The first two sets of numbers make sense to me — if you read 1 minute a day, that’s 180 minutes (assuming there are 180 days in a year, which is another oddity that I’ll leave alone for now — I hope curious students read every day, not just on school days).
If you read 5 minutes a day that’s 900 minutes, which is five times 180. Makes sense.
And if you read 20 minutes a day, that’s 3600 minutes,which is four times 900. All of that makes sense to me.
But the third set of numbers looked oddly exponential:
Hang with me here — we’re going to do some applied math: If 180 minutes of reading means 8,000 words for “Student A,” that means “Student A” reads at a rate of about 44 words per minute.
Assuming that’s right, it would follow that 900 minutes of reading for “Student B” would be five times 180 minutes, or 40,000 words. But in the graphic above, somehow the number of read words for “Student B” jumps to 282,000.
And even if 282,000 words were right (which I don’t think it is, because that means student B reads 313 words a minute), when you get up to “Student C” with 3600 minutes, that would be four times 900 minutes, so that would be 282,000 words times four, which is 1,128,000 words, not 1,800,000 words.
In order to read 1,800,000 words in 3,600 minutes, “Student C” would have to read 500 words per minute.
It may be that the graphic intends to say that people who read more end up reading quicker, because they practice more — but if that’s the case, it should make such assumptions explicit.
[For those interested in how fast people typically read, here’s an interesting web site that discusses how adults typically read 250-300 words per minute, with some speed readers reaching 400-800 words per minute.]
My point (and I do have a point here) is that a crucial skill to develop is not only reading, but reading, comprehending, and also reading with a critical eye and not believing everything you read.
So while it certainly makes more sense to read 20 minutes a day than to read 1 minute a day, it also matters *what* you read for your 20 minutes. Is it a fluffy comic book, a deep graphic novel, or Shakespeare? Reading an article on CNN is different from reading an article from the Wall Street Journal.
It also matters whether students are reading critically. And “reading,” broadly defined, also means interpreting graphs and statistics people post on Facebook. It’s important to do what I just did here — question the assumptions on which graphs and statistics are based.

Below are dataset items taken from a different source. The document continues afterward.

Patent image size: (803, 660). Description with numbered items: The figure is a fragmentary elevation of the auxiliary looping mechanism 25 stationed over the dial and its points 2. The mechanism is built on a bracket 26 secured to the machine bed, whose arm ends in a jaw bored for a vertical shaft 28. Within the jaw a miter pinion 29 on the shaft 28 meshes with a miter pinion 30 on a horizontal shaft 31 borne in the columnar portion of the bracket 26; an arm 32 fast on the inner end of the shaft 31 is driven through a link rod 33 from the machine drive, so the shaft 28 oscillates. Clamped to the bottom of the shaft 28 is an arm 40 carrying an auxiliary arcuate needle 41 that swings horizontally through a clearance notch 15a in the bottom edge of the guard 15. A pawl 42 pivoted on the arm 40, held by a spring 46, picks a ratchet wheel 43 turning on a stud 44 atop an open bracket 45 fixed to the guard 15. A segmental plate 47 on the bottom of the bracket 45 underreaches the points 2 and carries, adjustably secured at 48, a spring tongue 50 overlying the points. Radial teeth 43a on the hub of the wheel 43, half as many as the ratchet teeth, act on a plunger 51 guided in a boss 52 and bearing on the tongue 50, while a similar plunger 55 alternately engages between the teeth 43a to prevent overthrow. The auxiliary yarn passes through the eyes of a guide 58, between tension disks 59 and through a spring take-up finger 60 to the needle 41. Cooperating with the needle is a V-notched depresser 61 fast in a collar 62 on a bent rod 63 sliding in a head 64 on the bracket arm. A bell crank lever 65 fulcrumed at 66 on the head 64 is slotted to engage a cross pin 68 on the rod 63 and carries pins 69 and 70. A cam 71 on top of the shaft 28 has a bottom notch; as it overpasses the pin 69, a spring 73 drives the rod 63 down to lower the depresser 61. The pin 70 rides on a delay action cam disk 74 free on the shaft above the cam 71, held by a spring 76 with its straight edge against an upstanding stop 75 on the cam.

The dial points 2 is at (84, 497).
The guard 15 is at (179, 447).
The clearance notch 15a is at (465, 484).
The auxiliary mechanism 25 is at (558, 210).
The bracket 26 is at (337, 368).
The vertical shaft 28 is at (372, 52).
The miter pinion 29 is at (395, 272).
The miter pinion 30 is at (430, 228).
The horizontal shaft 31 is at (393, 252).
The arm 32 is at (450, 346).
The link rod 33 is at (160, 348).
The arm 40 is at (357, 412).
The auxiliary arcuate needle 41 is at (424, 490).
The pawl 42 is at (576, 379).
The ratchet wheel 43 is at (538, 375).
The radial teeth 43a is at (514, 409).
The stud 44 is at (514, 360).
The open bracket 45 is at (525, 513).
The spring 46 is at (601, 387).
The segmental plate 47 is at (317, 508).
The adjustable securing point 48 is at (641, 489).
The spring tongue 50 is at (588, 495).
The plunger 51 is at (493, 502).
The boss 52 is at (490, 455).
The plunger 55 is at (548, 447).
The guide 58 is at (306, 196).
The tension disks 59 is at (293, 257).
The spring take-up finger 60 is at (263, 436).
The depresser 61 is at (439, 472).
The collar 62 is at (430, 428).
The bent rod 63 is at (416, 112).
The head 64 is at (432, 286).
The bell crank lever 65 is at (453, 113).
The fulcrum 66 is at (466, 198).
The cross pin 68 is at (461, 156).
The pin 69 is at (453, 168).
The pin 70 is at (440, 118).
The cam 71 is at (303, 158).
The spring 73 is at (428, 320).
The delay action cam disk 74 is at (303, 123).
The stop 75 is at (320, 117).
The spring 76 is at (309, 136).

For example, just because there’s a citation, that does not mean it’s a real scientific study. Here’s that same chart, presented in verbal form, with some added context at the bottom:
Now this may be a real study — I don’t know. Maybe Nagy & Herman are experts in the field of reading. But I do know that it can’t be right that “Student B” is reading only 12 school days while “Student C” is reading 60 school days, because time-wise, “Student C” is only reading four times as much as “Student B” (20 minutes versus 5 minutes).
And just to complete the math here, if 3600 minutes is 60 school days, that means there are 60 minutes in a school day, which can’t be right either…
It’s not enough get students to read — we need to get them to think.